Nov 27, 2013

Three Sheets to the Wind: Gaperon


Like most Parisian apartments, we do not have a dryer. Sure, we have an appliance, in our kitchen, called a washer/dryer, but the truth of the matter is that it will wash, and then spin our clothes to a state of not-sopping, but it does not actually dry. We have no outdoor clothesline, either, so this means that we hang our clothes on plastic racks to dry.

In general, our best spot for the racks is in the guest room/office, and I have recently realized that people on Skype can see it as it sits behind me. So now, when I know I'm about to have a video call, I generally check for bras and underwear and move them strategically to less prominent spots on the rack. Sheets require spreading out on furniture, or from rack to rack. There used to be a laundromat on the island, and Anthony had gone there for comforters, but now we actually have to off-island for this. I would rather hand wash every single item than go to a laundromat, even if there was one handy; for whatever reason, that has always been my most-detested errand. Therefore, I tend to smash them in the washer and air-dry, which makes for some mighty lumpy comforters. They're uncomforters.

Not having a dryer saves on energy, and my neighbor in San Francisco often uses her clothesline, pointing out the environmental benefits. While I totally applaud and support this sort of green behavior, I have to admit that I vastly prefer my clothes and towels when they've been dried automatically. I've heard tell that some ex-pats here in Paris have been known to claim they miss their dryers more than their families, and it's true that this is among the top-five reasons Anthony misses our home in the US. I can't say I'm to that point, but let's just say that the alternate title for this blog post would have been "My Jeans Are Crunchy."


Yes, the crust is cracked and sort of electric-looking. Yes, the cheese itself is on the orange-y side.

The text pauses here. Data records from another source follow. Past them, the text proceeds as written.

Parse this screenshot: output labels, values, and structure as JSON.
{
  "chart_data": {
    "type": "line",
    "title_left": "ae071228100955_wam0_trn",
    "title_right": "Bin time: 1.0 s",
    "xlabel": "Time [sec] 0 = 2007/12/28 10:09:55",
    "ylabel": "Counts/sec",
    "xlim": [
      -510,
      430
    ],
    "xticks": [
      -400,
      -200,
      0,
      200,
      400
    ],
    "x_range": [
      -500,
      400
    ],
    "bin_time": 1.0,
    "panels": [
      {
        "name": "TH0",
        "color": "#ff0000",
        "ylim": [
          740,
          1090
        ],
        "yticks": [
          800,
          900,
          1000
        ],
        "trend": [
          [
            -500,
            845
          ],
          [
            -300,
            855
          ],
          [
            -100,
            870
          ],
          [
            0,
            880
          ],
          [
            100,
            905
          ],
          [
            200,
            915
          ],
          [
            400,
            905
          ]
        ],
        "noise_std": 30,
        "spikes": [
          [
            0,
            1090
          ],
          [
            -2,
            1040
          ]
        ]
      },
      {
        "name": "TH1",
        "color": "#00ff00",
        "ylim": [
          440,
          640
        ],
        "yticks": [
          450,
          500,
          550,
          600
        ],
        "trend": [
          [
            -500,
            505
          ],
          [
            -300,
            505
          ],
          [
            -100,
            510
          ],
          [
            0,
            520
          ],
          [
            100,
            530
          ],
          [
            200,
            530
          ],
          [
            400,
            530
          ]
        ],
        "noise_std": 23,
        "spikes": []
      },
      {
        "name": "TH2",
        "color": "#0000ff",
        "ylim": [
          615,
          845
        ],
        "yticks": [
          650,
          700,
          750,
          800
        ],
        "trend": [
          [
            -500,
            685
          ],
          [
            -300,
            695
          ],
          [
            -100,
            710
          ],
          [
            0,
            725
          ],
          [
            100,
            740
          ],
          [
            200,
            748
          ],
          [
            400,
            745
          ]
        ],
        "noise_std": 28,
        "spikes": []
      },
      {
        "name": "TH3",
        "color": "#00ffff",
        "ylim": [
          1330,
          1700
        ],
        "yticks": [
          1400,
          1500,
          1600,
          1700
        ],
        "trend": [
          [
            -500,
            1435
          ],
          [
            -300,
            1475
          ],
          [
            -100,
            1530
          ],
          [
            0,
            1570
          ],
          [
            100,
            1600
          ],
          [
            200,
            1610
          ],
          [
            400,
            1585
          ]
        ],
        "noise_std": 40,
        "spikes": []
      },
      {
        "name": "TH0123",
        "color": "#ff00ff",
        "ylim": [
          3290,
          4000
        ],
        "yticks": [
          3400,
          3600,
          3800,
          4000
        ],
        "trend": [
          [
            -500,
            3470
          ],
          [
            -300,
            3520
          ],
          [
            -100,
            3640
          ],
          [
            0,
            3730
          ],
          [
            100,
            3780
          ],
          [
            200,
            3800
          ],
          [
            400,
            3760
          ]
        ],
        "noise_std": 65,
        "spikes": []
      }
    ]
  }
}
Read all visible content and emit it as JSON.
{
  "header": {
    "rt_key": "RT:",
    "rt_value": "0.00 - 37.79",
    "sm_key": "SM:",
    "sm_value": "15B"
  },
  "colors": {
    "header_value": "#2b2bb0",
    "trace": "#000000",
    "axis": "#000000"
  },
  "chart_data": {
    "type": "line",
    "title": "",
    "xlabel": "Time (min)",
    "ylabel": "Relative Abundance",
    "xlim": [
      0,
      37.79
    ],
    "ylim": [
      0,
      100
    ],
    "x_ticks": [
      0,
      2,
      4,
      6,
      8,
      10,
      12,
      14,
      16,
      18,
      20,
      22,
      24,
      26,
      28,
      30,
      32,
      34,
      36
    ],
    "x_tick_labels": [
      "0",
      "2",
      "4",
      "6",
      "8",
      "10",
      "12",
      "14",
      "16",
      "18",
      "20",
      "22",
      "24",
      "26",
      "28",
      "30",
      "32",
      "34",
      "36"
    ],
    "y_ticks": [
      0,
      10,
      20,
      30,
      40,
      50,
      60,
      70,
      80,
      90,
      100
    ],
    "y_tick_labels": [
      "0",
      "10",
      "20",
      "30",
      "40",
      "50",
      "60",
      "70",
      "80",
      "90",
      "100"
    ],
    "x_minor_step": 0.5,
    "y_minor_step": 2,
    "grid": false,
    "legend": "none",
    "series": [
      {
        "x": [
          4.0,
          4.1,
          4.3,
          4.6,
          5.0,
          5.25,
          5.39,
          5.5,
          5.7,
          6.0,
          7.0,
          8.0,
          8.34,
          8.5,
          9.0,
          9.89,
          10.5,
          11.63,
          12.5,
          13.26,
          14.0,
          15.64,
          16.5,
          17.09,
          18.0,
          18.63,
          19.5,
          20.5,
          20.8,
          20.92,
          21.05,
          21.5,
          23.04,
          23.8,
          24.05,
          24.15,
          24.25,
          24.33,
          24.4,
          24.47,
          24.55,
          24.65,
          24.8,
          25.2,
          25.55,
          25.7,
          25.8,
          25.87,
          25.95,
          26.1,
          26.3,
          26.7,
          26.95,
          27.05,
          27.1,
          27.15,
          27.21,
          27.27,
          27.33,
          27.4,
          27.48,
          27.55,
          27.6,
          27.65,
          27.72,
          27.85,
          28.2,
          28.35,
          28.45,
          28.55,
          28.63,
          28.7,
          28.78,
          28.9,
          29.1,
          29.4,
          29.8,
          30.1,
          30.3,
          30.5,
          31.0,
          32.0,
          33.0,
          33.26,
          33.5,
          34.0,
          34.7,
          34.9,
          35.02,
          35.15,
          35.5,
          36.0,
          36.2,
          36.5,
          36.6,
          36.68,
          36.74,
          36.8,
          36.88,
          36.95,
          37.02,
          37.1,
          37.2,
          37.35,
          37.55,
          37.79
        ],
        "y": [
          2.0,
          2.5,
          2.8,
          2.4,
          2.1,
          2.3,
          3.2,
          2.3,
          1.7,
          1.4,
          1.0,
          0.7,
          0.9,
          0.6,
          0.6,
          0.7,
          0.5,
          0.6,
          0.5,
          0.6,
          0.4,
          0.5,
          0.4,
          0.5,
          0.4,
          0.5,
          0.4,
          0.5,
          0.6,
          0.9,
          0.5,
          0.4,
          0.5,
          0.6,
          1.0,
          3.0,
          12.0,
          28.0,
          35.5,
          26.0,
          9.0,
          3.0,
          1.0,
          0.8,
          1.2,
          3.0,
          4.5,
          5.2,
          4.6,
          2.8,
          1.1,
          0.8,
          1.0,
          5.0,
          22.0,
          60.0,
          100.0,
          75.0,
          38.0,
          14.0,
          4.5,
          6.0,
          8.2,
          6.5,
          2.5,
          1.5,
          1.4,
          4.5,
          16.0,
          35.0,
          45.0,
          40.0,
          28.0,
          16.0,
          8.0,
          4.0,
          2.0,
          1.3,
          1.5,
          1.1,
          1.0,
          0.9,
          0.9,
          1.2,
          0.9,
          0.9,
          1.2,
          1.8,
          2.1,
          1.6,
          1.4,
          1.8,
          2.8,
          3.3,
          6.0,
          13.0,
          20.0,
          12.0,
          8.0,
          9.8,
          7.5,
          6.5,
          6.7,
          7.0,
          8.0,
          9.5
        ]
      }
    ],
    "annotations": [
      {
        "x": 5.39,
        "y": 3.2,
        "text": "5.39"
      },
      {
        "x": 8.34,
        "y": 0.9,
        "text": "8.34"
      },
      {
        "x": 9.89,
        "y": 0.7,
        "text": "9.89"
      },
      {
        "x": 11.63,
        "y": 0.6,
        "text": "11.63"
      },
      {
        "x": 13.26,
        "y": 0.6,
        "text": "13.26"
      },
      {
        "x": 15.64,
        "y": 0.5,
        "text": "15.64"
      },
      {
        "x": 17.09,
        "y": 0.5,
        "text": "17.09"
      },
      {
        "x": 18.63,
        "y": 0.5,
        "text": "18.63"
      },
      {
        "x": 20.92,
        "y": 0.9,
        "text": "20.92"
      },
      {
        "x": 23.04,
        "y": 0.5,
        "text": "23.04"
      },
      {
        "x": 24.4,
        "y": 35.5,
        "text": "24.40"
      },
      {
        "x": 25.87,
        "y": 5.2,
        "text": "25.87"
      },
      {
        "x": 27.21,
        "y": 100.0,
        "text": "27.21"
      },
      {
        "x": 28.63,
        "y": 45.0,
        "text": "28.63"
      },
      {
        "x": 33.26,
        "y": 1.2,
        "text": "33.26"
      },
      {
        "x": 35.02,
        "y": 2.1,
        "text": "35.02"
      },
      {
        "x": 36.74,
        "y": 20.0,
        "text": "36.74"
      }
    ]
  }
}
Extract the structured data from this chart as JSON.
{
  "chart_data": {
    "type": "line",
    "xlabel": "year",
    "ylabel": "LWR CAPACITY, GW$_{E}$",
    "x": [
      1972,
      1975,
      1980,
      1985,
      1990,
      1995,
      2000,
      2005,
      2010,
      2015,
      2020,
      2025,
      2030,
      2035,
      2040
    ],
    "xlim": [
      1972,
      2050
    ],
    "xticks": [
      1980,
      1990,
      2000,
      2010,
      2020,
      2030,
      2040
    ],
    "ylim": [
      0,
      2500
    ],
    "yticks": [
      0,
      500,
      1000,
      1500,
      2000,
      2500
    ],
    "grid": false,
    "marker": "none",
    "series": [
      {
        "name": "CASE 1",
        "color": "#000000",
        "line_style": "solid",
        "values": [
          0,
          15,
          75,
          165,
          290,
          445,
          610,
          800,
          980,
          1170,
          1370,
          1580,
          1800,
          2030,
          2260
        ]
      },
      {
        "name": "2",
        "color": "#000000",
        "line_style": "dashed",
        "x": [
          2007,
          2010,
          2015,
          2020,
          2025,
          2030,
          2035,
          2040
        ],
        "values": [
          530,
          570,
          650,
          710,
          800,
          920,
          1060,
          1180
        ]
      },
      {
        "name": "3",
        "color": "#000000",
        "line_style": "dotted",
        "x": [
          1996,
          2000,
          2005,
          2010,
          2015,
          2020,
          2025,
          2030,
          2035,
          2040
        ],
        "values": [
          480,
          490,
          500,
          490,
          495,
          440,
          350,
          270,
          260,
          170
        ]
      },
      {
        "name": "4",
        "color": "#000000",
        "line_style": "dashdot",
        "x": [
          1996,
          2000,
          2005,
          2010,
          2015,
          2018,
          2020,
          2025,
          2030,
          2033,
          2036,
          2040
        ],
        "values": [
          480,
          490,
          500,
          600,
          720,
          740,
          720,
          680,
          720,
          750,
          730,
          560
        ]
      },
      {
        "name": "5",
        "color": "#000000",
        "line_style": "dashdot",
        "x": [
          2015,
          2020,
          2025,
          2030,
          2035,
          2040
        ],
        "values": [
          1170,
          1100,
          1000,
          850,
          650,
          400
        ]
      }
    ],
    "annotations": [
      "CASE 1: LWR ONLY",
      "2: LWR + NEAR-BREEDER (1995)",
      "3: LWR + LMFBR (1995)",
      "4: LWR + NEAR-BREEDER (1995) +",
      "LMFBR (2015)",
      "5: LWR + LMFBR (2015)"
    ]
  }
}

This is a particularly aged one, however, and I might have been better off with a younger version, since we find this a bit bitter. But all versions are smoky and rubbery, and there's a pepper kick in the cheese itself (pepper and garlic, in fact). It's the crust that's the real buzz kill on this particular cheese, however, even though I'm normally a huge cheese crust fan. This crust is chalky and hard to swallow, in the literal sense.

Gaperon, which comes from the Auvergne region, is made partially from buttermilk, and can therefore be low-fat, though it can also be made from whole milk -- cow's, raw or pasteurized. On the positive side, I like that it looks so unique.


This cheese and our laundry in Paris: both crunchy and vaguely unpleasant, though not unbearable.